Jenny was also part of campaigns to build a public baths in Bakers Arms, which when opened gave the local community the luxury of a bath for three pence, and to replace slums with council houses.

A lifelong pacifist, Jenny greeted the outbreak of the Second World War with dismay. She was determined to have nothing to do with the war effort. Instead she threw her energy into welfare work, organising the Leyton branch of the Women’s Voluntary Service (WVS). Under her leadership the WVS supported the bereaved and bomb victims, providing them with food, clothes and furniture.

It was during the war that Jenny was elected as Mayor. In her role she organised concerts to give the community relief from the horrors of war. Female mayors were very uncommon at that point and Jenny’s daughter Iris acted as her Mayoress.

After the end of WWII, Jenny and the WVS continued for another four years, introducing welfare services run by volunteers that were later taken up by the council, including a meals-on-wheels service and a volunteer home help service for the elderly.

Both inside Leyton council as a councilor and outside as a member of the community, Jenny was a force for progressive change. As former MP for Leyton and Wansted, Harry Cohen, comments in his introduction to her memoirs, Jenny ‘helped build our local public services from scratch, virtually brick by brick, and against ignorant old fashioned and plain mean minded opposition’.

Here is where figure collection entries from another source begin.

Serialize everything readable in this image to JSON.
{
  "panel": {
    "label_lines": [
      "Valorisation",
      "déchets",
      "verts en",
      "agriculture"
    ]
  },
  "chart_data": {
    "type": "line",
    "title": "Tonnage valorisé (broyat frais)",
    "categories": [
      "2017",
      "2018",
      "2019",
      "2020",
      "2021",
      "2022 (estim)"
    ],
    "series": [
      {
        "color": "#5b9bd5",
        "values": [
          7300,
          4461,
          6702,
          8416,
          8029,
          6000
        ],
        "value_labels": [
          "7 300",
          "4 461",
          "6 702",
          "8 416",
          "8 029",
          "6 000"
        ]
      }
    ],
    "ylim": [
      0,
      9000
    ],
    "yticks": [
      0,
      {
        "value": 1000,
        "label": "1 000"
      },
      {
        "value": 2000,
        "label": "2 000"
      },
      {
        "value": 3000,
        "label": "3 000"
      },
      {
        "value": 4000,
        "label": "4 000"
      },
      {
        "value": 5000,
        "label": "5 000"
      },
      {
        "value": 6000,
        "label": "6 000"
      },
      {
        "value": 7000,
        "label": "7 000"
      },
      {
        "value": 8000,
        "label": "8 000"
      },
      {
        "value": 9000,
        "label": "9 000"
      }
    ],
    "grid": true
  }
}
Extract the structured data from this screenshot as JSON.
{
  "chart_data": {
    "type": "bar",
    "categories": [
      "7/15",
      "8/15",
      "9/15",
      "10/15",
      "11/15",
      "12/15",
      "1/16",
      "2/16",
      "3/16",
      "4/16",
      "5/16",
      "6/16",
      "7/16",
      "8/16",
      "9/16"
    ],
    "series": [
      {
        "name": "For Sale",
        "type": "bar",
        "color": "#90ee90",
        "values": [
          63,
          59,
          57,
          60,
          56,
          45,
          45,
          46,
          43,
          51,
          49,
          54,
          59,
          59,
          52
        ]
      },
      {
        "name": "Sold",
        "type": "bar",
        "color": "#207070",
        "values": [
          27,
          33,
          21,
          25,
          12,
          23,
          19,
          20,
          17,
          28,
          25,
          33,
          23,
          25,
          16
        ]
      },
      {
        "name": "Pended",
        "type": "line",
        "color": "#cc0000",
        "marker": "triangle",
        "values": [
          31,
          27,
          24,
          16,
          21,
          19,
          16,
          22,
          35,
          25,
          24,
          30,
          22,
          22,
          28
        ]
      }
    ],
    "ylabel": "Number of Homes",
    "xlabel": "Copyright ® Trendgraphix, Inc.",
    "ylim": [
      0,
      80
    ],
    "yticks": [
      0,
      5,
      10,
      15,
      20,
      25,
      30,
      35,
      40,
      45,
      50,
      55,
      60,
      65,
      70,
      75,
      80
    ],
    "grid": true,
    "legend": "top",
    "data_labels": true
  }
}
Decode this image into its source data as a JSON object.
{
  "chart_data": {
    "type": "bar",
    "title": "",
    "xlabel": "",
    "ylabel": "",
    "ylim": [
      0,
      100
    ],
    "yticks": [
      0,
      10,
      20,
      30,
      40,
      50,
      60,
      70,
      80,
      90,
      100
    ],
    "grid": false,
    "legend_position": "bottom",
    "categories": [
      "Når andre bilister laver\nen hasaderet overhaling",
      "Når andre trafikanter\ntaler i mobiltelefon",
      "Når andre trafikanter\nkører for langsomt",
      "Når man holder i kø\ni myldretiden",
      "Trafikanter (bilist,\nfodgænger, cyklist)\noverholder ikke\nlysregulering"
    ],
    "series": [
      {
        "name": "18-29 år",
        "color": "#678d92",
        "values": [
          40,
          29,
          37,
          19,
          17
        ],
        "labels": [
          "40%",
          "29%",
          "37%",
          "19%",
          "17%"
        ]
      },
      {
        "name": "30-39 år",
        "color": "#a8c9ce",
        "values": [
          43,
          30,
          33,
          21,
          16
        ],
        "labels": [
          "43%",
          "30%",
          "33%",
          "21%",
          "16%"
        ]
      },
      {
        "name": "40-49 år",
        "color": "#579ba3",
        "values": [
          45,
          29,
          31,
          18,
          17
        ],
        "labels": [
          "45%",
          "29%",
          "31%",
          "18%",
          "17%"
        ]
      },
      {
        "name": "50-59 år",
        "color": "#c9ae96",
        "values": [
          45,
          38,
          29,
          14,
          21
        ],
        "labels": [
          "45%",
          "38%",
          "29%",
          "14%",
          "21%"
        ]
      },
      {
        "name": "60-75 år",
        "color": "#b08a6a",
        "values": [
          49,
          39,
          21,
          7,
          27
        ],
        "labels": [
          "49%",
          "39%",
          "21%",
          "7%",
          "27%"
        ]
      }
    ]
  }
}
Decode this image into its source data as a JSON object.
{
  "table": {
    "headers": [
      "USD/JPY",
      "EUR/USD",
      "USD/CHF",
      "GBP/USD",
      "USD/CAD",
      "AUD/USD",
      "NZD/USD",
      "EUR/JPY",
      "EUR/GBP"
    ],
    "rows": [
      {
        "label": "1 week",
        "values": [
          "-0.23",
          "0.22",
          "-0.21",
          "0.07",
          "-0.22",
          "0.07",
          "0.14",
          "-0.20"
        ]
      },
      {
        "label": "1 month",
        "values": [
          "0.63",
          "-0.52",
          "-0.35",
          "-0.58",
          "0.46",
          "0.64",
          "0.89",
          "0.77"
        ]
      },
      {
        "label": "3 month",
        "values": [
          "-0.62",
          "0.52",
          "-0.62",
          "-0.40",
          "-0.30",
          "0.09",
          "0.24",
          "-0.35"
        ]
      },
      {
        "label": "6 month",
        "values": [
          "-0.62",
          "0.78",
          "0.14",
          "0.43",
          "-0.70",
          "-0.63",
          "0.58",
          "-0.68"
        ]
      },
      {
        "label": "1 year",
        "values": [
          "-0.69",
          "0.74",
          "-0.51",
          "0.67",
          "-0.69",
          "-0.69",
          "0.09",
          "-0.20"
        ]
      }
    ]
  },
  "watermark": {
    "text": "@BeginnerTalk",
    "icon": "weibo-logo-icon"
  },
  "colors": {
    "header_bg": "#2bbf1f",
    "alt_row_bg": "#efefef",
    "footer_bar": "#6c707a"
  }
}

We owe a debt of gratitude to people like Jenny. But her story must also remind us that the welfare state was not just something introduced from on high. The provision of public services, accessible to all the community (at least in principle), was also the direct result of the actions and determination of ordinary people at a local level. Their achievements should be a source of inspiration as we seek to protect their legacy.